Web'in yaydığı korku
İngiltere merkezli Institute for War and Peace Reporting/Savaş ve Barış Gazeteciliği Enstitüsü'nün Kurucularından Andrew Stroehlein, düzenli olarak otoriter rejimlerde İnternet sansürü üzerine yazılar yazan bir gazeteci. Geçtiğimiz günlerde Online Journalism Review dergisinde yayınlanan makalesinde söyle diyor: "İnternet'in otoriter rejimlere karşı bir alternatif (tehlike) oluşturduğu düşüncesi, bir nevi soğuk savaş dönemi sonrası optimizmiydi. Bir çok gazeteci ve aktivistin demokrasi mücadelelerini, hukuk devleti ve özgürlük taleplerini bu yeni medyaya taşıdıkları bir gerçek; ancak, ne yazık ki henüz bir zafer yok ortada.
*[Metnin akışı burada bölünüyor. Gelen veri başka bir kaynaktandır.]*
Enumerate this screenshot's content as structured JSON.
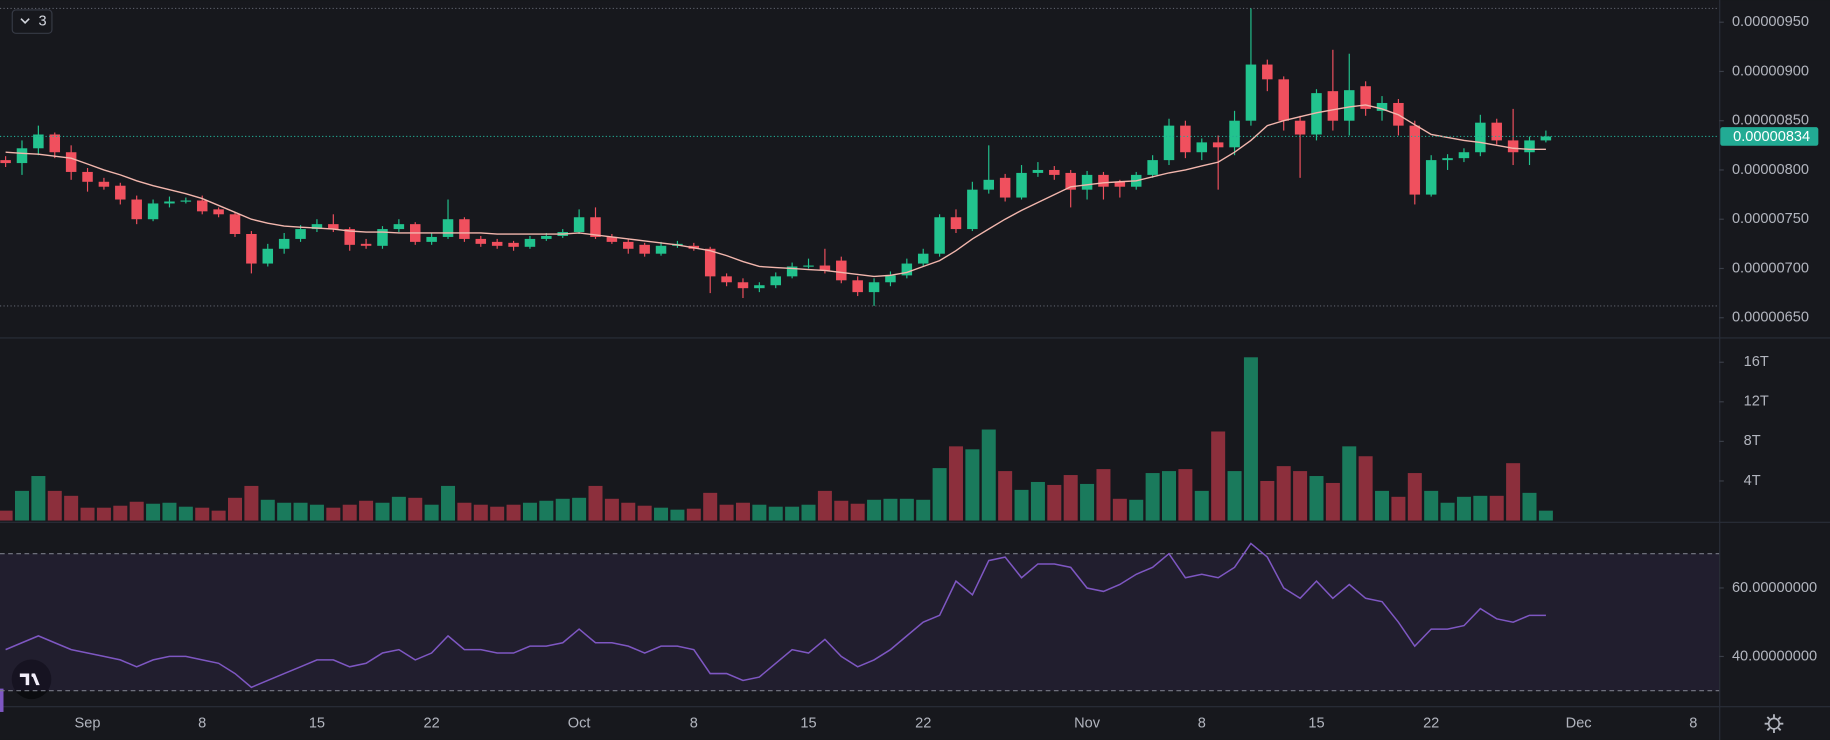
{
  "toolbar": {
    "collapse_count": "3"
  },
  "chart_data": [
    {
      "type": "candlestick",
      "categories": [
        null,
        null,
        null,
        null,
        null,
        "Sep",
        null,
        null,
        null,
        null,
        null,
        null,
        "8",
        null,
        null,
        null,
        null,
        null,
        null,
        "15",
        null,
        null,
        null,
        null,
        null,
        null,
        "22",
        null,
        null,
        null,
        null,
        null,
        null,
        null,
        null,
        "Oct",
        null,
        null,
        null,
        null,
        null,
        null,
        "8",
        null,
        null,
        null,
        null,
        null,
        null,
        "15",
        null,
        null,
        null,
        null,
        null,
        null,
        "22",
        null,
        null,
        null,
        null,
        null,
        null,
        null,
        null,
        null,
        "Nov",
        null,
        null,
        null,
        null,
        null,
        null,
        "8",
        null,
        null,
        null,
        null,
        null,
        null,
        "15",
        null,
        null,
        null,
        null,
        null,
        null,
        "22",
        null,
        null,
        null,
        null,
        null,
        null,
        null,
        null,
        "Dec",
        null,
        null,
        null,
        null,
        null,
        null,
        "8"
      ],
      "open": [
        8.1e-07,
        8.07e-07,
        8.22e-07,
        8.36e-07,
        8.18e-07,
        7.98e-07,
        7.88e-07,
        7.84e-07,
        7.7e-07,
        7.5e-07,
        7.66e-07,
        7.68e-07,
        7.69e-07,
        7.6e-07,
        7.55e-07,
        7.35e-07,
        7.05e-07,
        7.2e-07,
        7.3e-07,
        7.4e-07,
        7.45e-07,
        7.4e-07,
        7.25e-07,
        7.23e-07,
        7.4e-07,
        7.45e-07,
        7.27e-07,
        7.32e-07,
        7.5e-07,
        7.3e-07,
        7.27e-07,
        7.26e-07,
        7.22e-07,
        7.3e-07,
        7.33e-07,
        7.37e-07,
        7.52e-07,
        7.32e-07,
        7.27e-07,
        7.24e-07,
        7.15e-07,
        7.23e-07,
        7.23e-07,
        7.2e-07,
        6.92e-07,
        6.86e-07,
        6.8e-07,
        6.83e-07,
        6.92e-07,
        7.02e-07,
        7.03e-07,
        7.08e-07,
        6.88e-07,
        6.76e-07,
        6.86e-07,
        6.93e-07,
        7.05e-07,
        7.15e-07,
        7.52e-07,
        7.4e-07,
        7.8e-07,
        7.92e-07,
        7.72e-07,
        7.97e-07,
        8e-07,
        7.97e-07,
        7.8e-07,
        7.95e-07,
        7.88e-07,
        7.83e-07,
        7.95e-07,
        8.1e-07,
        8.45e-07,
        8.18e-07,
        8.28e-07,
        8.23e-07,
        8.5e-07,
        9.07e-07,
        8.92e-07,
        8.5e-07,
        8.36e-07,
        8.8e-07,
        8.5e-07,
        8.85e-07,
        8.6e-07,
        8.68e-07,
        8.45e-07,
        7.75e-07,
        8.1e-07,
        8.12e-07,
        8.18e-07,
        8.48e-07,
        8.3e-07,
        8.18e-07,
        8.3e-07,
        null,
        null,
        null,
        null,
        null,
        null,
        null,
        null,
        null
      ],
      "high": [
        8.14e-07,
        8.3e-07,
        8.45e-07,
        8.38e-07,
        8.25e-07,
        8.02e-07,
        7.92e-07,
        7.87e-07,
        7.74e-07,
        7.7e-07,
        7.73e-07,
        7.72e-07,
        7.74e-07,
        7.62e-07,
        7.57e-07,
        7.38e-07,
        7.25e-07,
        7.36e-07,
        7.44e-07,
        7.5e-07,
        7.55e-07,
        7.42e-07,
        7.3e-07,
        7.43e-07,
        7.5e-07,
        7.47e-07,
        7.36e-07,
        7.7e-07,
        7.52e-07,
        7.33e-07,
        7.3e-07,
        7.28e-07,
        7.33e-07,
        7.36e-07,
        7.4e-07,
        7.6e-07,
        7.62e-07,
        7.35e-07,
        7.3e-07,
        7.26e-07,
        7.27e-07,
        7.28e-07,
        7.26e-07,
        7.22e-07,
        6.95e-07,
        6.9e-07,
        6.86e-07,
        6.96e-07,
        7.06e-07,
        7.1e-07,
        7.2e-07,
        7.12e-07,
        6.92e-07,
        6.9e-07,
        6.97e-07,
        7.1e-07,
        7.2e-07,
        7.55e-07,
        7.6e-07,
        7.88e-07,
        8.25e-07,
        7.96e-07,
        8.05e-07,
        8.08e-07,
        8.04e-07,
        8e-07,
        7.99e-07,
        7.98e-07,
        7.9e-07,
        7.98e-07,
        8.15e-07,
        8.52e-07,
        8.5e-07,
        8.32e-07,
        8.35e-07,
        8.6e-07,
        9.64e-07,
        9.12e-07,
        8.95e-07,
        8.55e-07,
        8.82e-07,
        9.22e-07,
        9.18e-07,
        8.9e-07,
        8.75e-07,
        8.72e-07,
        8.5e-07,
        8.15e-07,
        8.16e-07,
        8.22e-07,
        8.56e-07,
        8.52e-07,
        8.62e-07,
        8.34e-07,
        8.4e-07,
        null,
        null,
        null,
        null,
        null,
        null,
        null,
        null,
        null
      ],
      "low": [
        8.03e-07,
        7.95e-07,
        8.15e-07,
        8.12e-07,
        7.9e-07,
        7.78e-07,
        7.8e-07,
        7.65e-07,
        7.45e-07,
        7.48e-07,
        7.62e-07,
        7.66e-07,
        7.55e-07,
        7.52e-07,
        7.32e-07,
        6.95e-07,
        7.02e-07,
        7.15e-07,
        7.27e-07,
        7.37e-07,
        7.37e-07,
        7.18e-07,
        7.2e-07,
        7.2e-07,
        7.37e-07,
        7.24e-07,
        7.24e-07,
        7.3e-07,
        7.27e-07,
        7.22e-07,
        7.2e-07,
        7.18e-07,
        7.2e-07,
        7.28e-07,
        7.31e-07,
        7.35e-07,
        7.3e-07,
        7.25e-07,
        7.15e-07,
        7.12e-07,
        7.13e-07,
        7.21e-07,
        7.18e-07,
        6.75e-07,
        6.82e-07,
        6.7e-07,
        6.76e-07,
        6.8e-07,
        6.9e-07,
        7e-07,
        6.95e-07,
        6.85e-07,
        6.72e-07,
        6.62e-07,
        6.82e-07,
        6.9e-07,
        7.02e-07,
        7.12e-07,
        7.36e-07,
        7.38e-07,
        7.76e-07,
        7.68e-07,
        7.7e-07,
        7.93e-07,
        7.9e-07,
        7.62e-07,
        7.7e-07,
        7.7e-07,
        7.72e-07,
        7.8e-07,
        7.92e-07,
        8.05e-07,
        8.12e-07,
        8.1e-07,
        7.8e-07,
        8.15e-07,
        8.45e-07,
        8.8e-07,
        8.4e-07,
        7.92e-07,
        8.3e-07,
        8.4e-07,
        8.35e-07,
        8.55e-07,
        8.5e-07,
        8.35e-07,
        7.65e-07,
        7.73e-07,
        8e-07,
        8.08e-07,
        8.14e-07,
        8.26e-07,
        8.05e-07,
        8.05e-07,
        8.28e-07,
        null,
        null,
        null,
        null,
        null,
        null,
        null,
        null,
        null
      ],
      "close": [
        8.07e-07,
        8.22e-07,
        8.36e-07,
        8.18e-07,
        7.98e-07,
        7.88e-07,
        7.83e-07,
        7.7e-07,
        7.5e-07,
        7.66e-07,
        7.68e-07,
        7.69e-07,
        7.58e-07,
        7.55e-07,
        7.35e-07,
        7.05e-07,
        7.2e-07,
        7.3e-07,
        7.4e-07,
        7.45e-07,
        7.4e-07,
        7.24e-07,
        7.23e-07,
        7.4e-07,
        7.45e-07,
        7.27e-07,
        7.32e-07,
        7.5e-07,
        7.3e-07,
        7.25e-07,
        7.23e-07,
        7.22e-07,
        7.3e-07,
        7.33e-07,
        7.37e-07,
        7.52e-07,
        7.32e-07,
        7.27e-07,
        7.2e-07,
        7.15e-07,
        7.23e-07,
        7.25e-07,
        7.2e-07,
        6.92e-07,
        6.86e-07,
        6.8e-07,
        6.83e-07,
        6.92e-07,
        7.02e-07,
        7.03e-07,
        6.98e-07,
        6.88e-07,
        6.76e-07,
        6.86e-07,
        6.93e-07,
        7.05e-07,
        7.15e-07,
        7.52e-07,
        7.4e-07,
        7.8e-07,
        7.9e-07,
        7.72e-07,
        7.97e-07,
        8e-07,
        7.95e-07,
        7.8e-07,
        7.95e-07,
        7.83e-07,
        7.83e-07,
        7.95e-07,
        8.1e-07,
        8.45e-07,
        8.18e-07,
        8.28e-07,
        8.23e-07,
        8.5e-07,
        9.07e-07,
        8.92e-07,
        8.5e-07,
        8.36e-07,
        8.78e-07,
        8.5e-07,
        8.81e-07,
        8.62e-07,
        8.68e-07,
        8.45e-07,
        7.75e-07,
        8.1e-07,
        8.12e-07,
        8.18e-07,
        8.48e-07,
        8.3e-07,
        8.18e-07,
        8.3e-07,
        8.34e-07,
        null,
        null,
        null,
        null,
        null,
        null,
        null,
        null,
        null
      ],
      "up_color": "#22c38e",
      "down_color": "#f0505e",
      "ma": {
        "color": "#f2b6ad",
        "values": [
          8.18e-07,
          8.17e-07,
          8.16e-07,
          8.14e-07,
          8.12e-07,
          8.06e-07,
          8e-07,
          7.95e-07,
          7.89e-07,
          7.84e-07,
          7.8e-07,
          7.76e-07,
          7.71e-07,
          7.64e-07,
          7.57e-07,
          7.5e-07,
          7.46e-07,
          7.43e-07,
          7.42e-07,
          7.41e-07,
          7.4e-07,
          7.38e-07,
          7.37e-07,
          7.37e-07,
          7.36e-07,
          7.36e-07,
          7.36e-07,
          7.36e-07,
          7.36e-07,
          7.36e-07,
          7.35e-07,
          7.35e-07,
          7.35e-07,
          7.35e-07,
          7.35e-07,
          7.36e-07,
          7.34e-07,
          7.32e-07,
          7.3e-07,
          7.28e-07,
          7.26e-07,
          7.24e-07,
          7.21e-07,
          7.18e-07,
          7.13e-07,
          7.07e-07,
          7.02e-07,
          7.01e-07,
          7e-07,
          6.99e-07,
          6.98e-07,
          6.96e-07,
          6.94e-07,
          6.92e-07,
          6.93e-07,
          6.96e-07,
          7.02e-07,
          7.08e-07,
          7.18e-07,
          7.3e-07,
          7.4e-07,
          7.5e-07,
          7.59e-07,
          7.67e-07,
          7.75e-07,
          7.83e-07,
          7.85e-07,
          7.87e-07,
          7.88e-07,
          7.89e-07,
          7.93e-07,
          7.97e-07,
          8e-07,
          8.04e-07,
          8.08e-07,
          8.18e-07,
          8.3e-07,
          8.45e-07,
          8.5e-07,
          8.54e-07,
          8.58e-07,
          8.61e-07,
          8.64e-07,
          8.66e-07,
          8.62e-07,
          8.56e-07,
          8.46e-07,
          8.36e-07,
          8.33e-07,
          8.3e-07,
          8.28e-07,
          8.25e-07,
          8.22e-07,
          8.21e-07,
          8.21e-07,
          null,
          null,
          null,
          null,
          null,
          null,
          null,
          null,
          null
        ]
      },
      "last_price": {
        "value": 8.34e-07,
        "label": "0.00000834",
        "color": "#22ab94"
      },
      "ylim": [
        6.313e-07,
        9.725e-07
      ],
      "yticks": [
        {
          "value": 6.5e-07,
          "label": "0.00000650"
        },
        {
          "value": 7e-07,
          "label": "0.00000700"
        },
        {
          "value": 7.5e-07,
          "label": "0.00000750"
        },
        {
          "value": 8e-07,
          "label": "0.00000800"
        },
        {
          "value": 8.5e-07,
          "label": "0.00000850"
        },
        {
          "value": 9e-07,
          "label": "0.00000900"
        },
        {
          "value": 9.5e-07,
          "label": "0.00000950"
        }
      ]
    },
    {
      "type": "bar",
      "values": [
        1.0,
        3.0,
        4.5,
        3.0,
        2.5,
        1.3,
        1.3,
        1.5,
        1.9,
        1.7,
        1.8,
        1.4,
        1.3,
        1.0,
        2.3,
        3.5,
        2.1,
        1.8,
        1.8,
        1.6,
        1.3,
        1.6,
        2.0,
        1.8,
        2.4,
        2.3,
        1.6,
        3.5,
        1.8,
        1.6,
        1.4,
        1.6,
        1.8,
        2.0,
        2.2,
        2.3,
        3.5,
        2.2,
        1.8,
        1.5,
        1.3,
        1.1,
        1.2,
        2.8,
        1.6,
        1.8,
        1.6,
        1.4,
        1.4,
        1.6,
        3.0,
        2.0,
        1.7,
        2.1,
        2.2,
        2.2,
        2.1,
        5.3,
        7.5,
        7.2,
        9.2,
        5.0,
        3.1,
        3.9,
        3.6,
        4.6,
        3.7,
        5.2,
        2.2,
        2.1,
        4.8,
        5.0,
        5.2,
        3.0,
        9.0,
        5.0,
        16.5,
        4.0,
        5.5,
        5.0,
        4.5,
        3.8,
        7.5,
        6.5,
        3.0,
        2.4,
        4.8,
        3.0,
        1.8,
        2.4,
        2.5,
        2.5,
        5.8,
        2.8,
        1.0,
        null,
        null,
        null,
        null,
        null,
        null,
        null,
        null,
        null
      ],
      "up_color": "#1a7a5c",
      "down_color": "#8c2f3c",
      "ylim": [
        0,
        18.4
      ],
      "yticks": [
        {
          "value": 4,
          "label": "4T"
        },
        {
          "value": 8,
          "label": "8T"
        },
        {
          "value": 12,
          "label": "12T"
        },
        {
          "value": 16,
          "label": "16T"
        }
      ]
    },
    {
      "type": "line",
      "values": [
        42,
        44,
        46,
        44,
        42,
        41,
        40,
        39,
        37,
        39,
        40,
        40,
        39,
        38,
        35,
        31,
        33,
        35,
        37,
        39,
        39,
        37,
        38,
        41,
        42,
        39,
        41,
        46,
        42,
        42,
        41,
        41,
        43,
        43,
        44,
        48,
        44,
        44,
        43,
        41,
        43,
        43,
        42,
        35,
        35,
        33,
        34,
        38,
        42,
        41,
        45,
        40,
        37,
        39,
        42,
        46,
        50,
        52,
        62,
        58,
        68,
        69,
        63,
        67,
        67,
        66,
        60,
        59,
        61,
        64,
        66,
        70,
        63,
        64,
        63,
        66,
        73,
        69,
        60,
        57,
        62,
        57,
        61,
        57,
        56,
        50,
        43,
        48,
        48,
        49,
        54,
        51,
        50,
        52,
        52,
        null,
        null,
        null,
        null,
        null,
        null,
        null,
        null,
        null
      ],
      "color": "#7e57c2",
      "bands": [
        30,
        70
      ],
      "ylim": [
        25.5,
        79
      ],
      "yticks": [
        {
          "value": 40,
          "label": "40.00000000"
        },
        {
          "value": 60,
          "label": "60.00000000"
        }
      ]
    }
  ]
}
Ve baskıcı rejimler, İnternet'i nasıl yok edeceklerini pek güzel öğrenmiş durumdalar."
Nitekim, RSF'nin İngiltere temsilcisi Veronica Forwood da "Web gerçekten otoriter rejimleri korkutuyor" demiş Andrew Stroehlein'e. Enemies of the Internet/İnternet'in Düşmanları adlı kitabın yazarı olan Forwood'a göre, baskıcı yönetimler herşeyi kontrol etmek istiyor. İnternet'in çok bilinmez, anlaşılmaz yapısı ise çok korkutuyor onları ve sansürlemek istiyorlar.
Bütün bu örneklere baktığımızda, beş-on yıl öncesine kadar en devrimci medya olarak sunulan İnternet'in, tüm teknolojik imkânlarına rağmen, hâlâ sansürlenemeyecek bir "mühendislik harikası" olduğunu söyleyebilir miyiz?
Ben şahsen çok iyimser değilim bu konuda. En azından, demokrasi olduğu iddia edilen ülkemizde İnternet medyasının sınırları çizilirken, "düzenlemeden" çok "yasaklamaya" ve "yıldırmaya" yönelik tedbirlerin tercih edildiği ve bu mecrada farklı görüşlerin hareket alanının giderek daraltıldığı günümüz ortamında. (EDA/NM)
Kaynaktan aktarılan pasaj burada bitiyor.